Никто и никогда не должен работать.

Труд — источник чуть ли не всех человеческих не­счастий. Назовите почти любое зло — оно происхо­дит из-за труда или из-за того, что наш мир построен вокруг труда. Чтобы перестать страдать, надо пере­стать работать.

Это не значит, что мы должны перестать что-либо делать. Это значит, что надо создать новый образ жиз­ни, основанный на игре; другими словами, это означа­ет луддитскую революцию. Под “игрой” я понимаю также празднества, творчество, содружество, сообщ­ничество, может быть, даже искусство. Игра — это больше, чем детская игра, как бы достойна ни была последняя. Я призываю к обобщенной радости и по-настоящему свободному безрассудству. Игра — это не пассивный отдых. Без сомнения, даже обычной лени и безделья нам нужно гораздо больше, чем мы сейчас можем себе позволить, каков бы ни был наш доход и профессия. Но как только пройдет навязанное трудом истощение, почти каждый предпочтет действовать. Обломовщина и стахановщина — это две стороны од­ной и той же фальшивой монеты.

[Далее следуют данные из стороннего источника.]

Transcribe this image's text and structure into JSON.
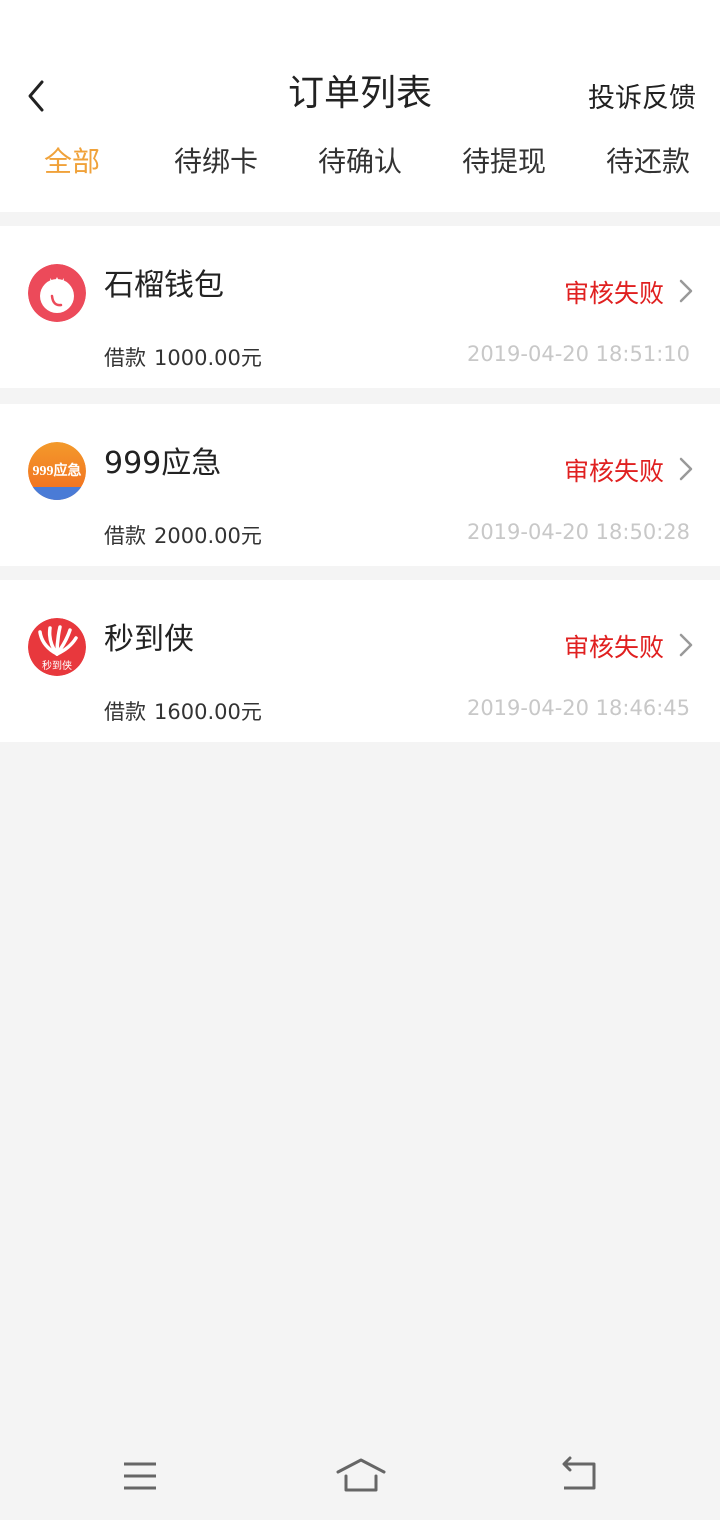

Луддитская жизнь совершенно несовместима с суще­ствующей действительностью. Тем хуже для “действи­тельности” — черной дыры, высасывающей последние соки из того немного, что пока еще отличает жизнь от выживания. Забавно — а может, и не очень — что все ста­рые идеологии по сути консервативны, так как верят в труд. Некоторые из них, такие как марксизм и большин­ство разновидностей анархизма, верят в труд особенно страстно, потому что не верят больше почти ни во что.

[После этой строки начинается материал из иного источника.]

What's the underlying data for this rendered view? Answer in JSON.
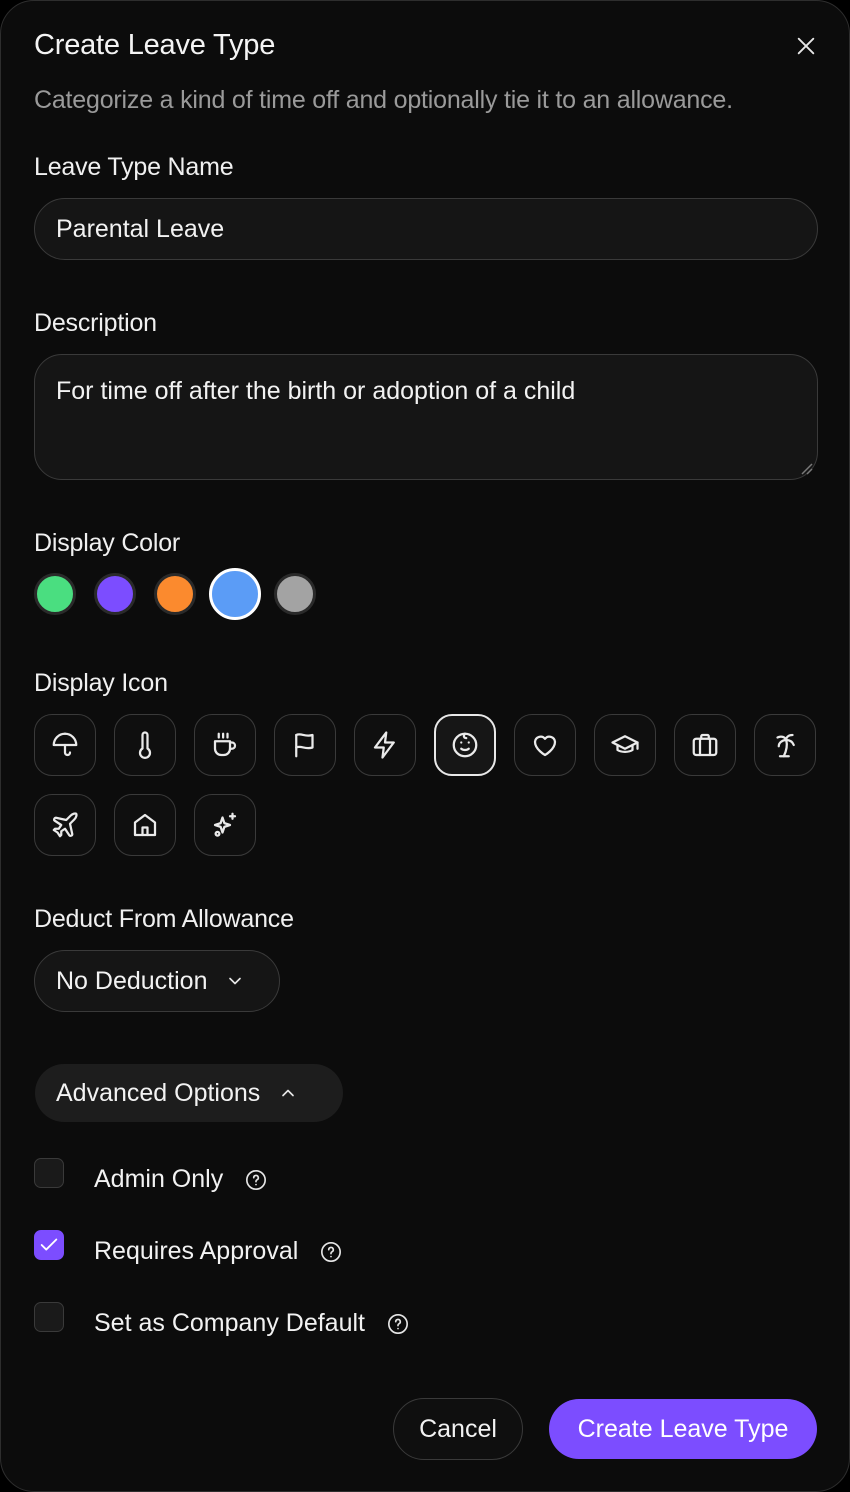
{
  "dialog": {
    "title": "Create Leave Type",
    "subtitle": "Categorize a kind of time off and optionally tie it to an allowance.",
    "close_icon": "close-icon"
  },
  "name_field": {
    "label": "Leave Type Name",
    "value": "Parental Leave"
  },
  "description_field": {
    "label": "Description",
    "value": "For time off after the birth or adoption of a child"
  },
  "display_color": {
    "label": "Display Color",
    "options": [
      "#4ade80",
      "#7c4dff",
      "#fb8a2e",
      "#5b9cf6",
      "#a3a3a3"
    ],
    "selected": "#5b9cf6"
  },
  "display_icon": {
    "label": "Display Icon",
    "options": [
      "umbrella-icon",
      "thermometer-icon",
      "coffee-icon",
      "flag-icon",
      "lightning-icon",
      "baby-icon",
      "heart-icon",
      "graduation-cap-icon",
      "briefcase-icon",
      "palm-tree-icon",
      "plane-icon",
      "home-icon",
      "sparkles-icon"
    ],
    "selected": "baby-icon"
  },
  "deduct": {
    "label": "Deduct From Allowance",
    "value": "No Deduction"
  },
  "advanced": {
    "label": "Advanced Options",
    "expanded": true,
    "options": [
      {
        "label": "Admin Only",
        "checked": false
      },
      {
        "label": "Requires Approval",
        "checked": true
      },
      {
        "label": "Set as Company Default",
        "checked": false
      }
    ]
  },
  "footer": {
    "cancel_label": "Cancel",
    "submit_label": "Create Leave Type"
  },
  "colors": {
    "accent": "#7c4dff",
    "background": "#0c0c0c",
    "border": "#3a3a3a"
  }
}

Либералы утверждают, что надо устранить дискри­минацию при приеме на работу. Я утверждаю, что уст­ранить надо саму работу. Консерваторы поддерживают законы о праве на труд. Следуя Полю Лафаргу, беспутному сыну Карла Маркса, я поддерживаю право на лень. Леваки требуют полной занятости. Как и сюрреалисты, я требую полной незанятости — только я не шучу. Троцкисты призывают к перманентной революции, я призываю к перманентному буйству. Но хотя все идеологи утверждают труд — и не только потому, что рассчитывают свалить свою порцию на кого-то еще, — они странным образом стесняются прямо в этом признаться. Они бесконечно твердят о зарплате, рабочих часах, условиях труда, эксплуатации, произво­дительности, рентабельности. Они рады рассуждать о чем угодно, кроме работы как таковой. Эксперты, предположительно думающие за нас, крайне редко де­лятся с нами своими заключениями по поводу рабо­ты — несмотря на то, как это для всех нас важно. Замк­нувшись в своем кругу, они бесконечно обсасывают детали. И профсоюзы, и работодатели согласны, что мы обязаны продавать часы нашей жизни за право на выживание, и спорят только из-за цены. Марксисты считают, что начальствовать над нами должны бюро­краты. Либертарианцы полагают, что бизнесмены. Фе­министкам плевать, как именно называются начальни­ки, лишь бы они были женского пола. Все эти идеологизаторы очевидным образом серьезно расхо­дятся во мнениях по поводу того, как делить получен­ное с помощью власти. Столь же очевидным образом никаких возражений против собственно власти у них нет. И все они хотят, чтобы мы работали.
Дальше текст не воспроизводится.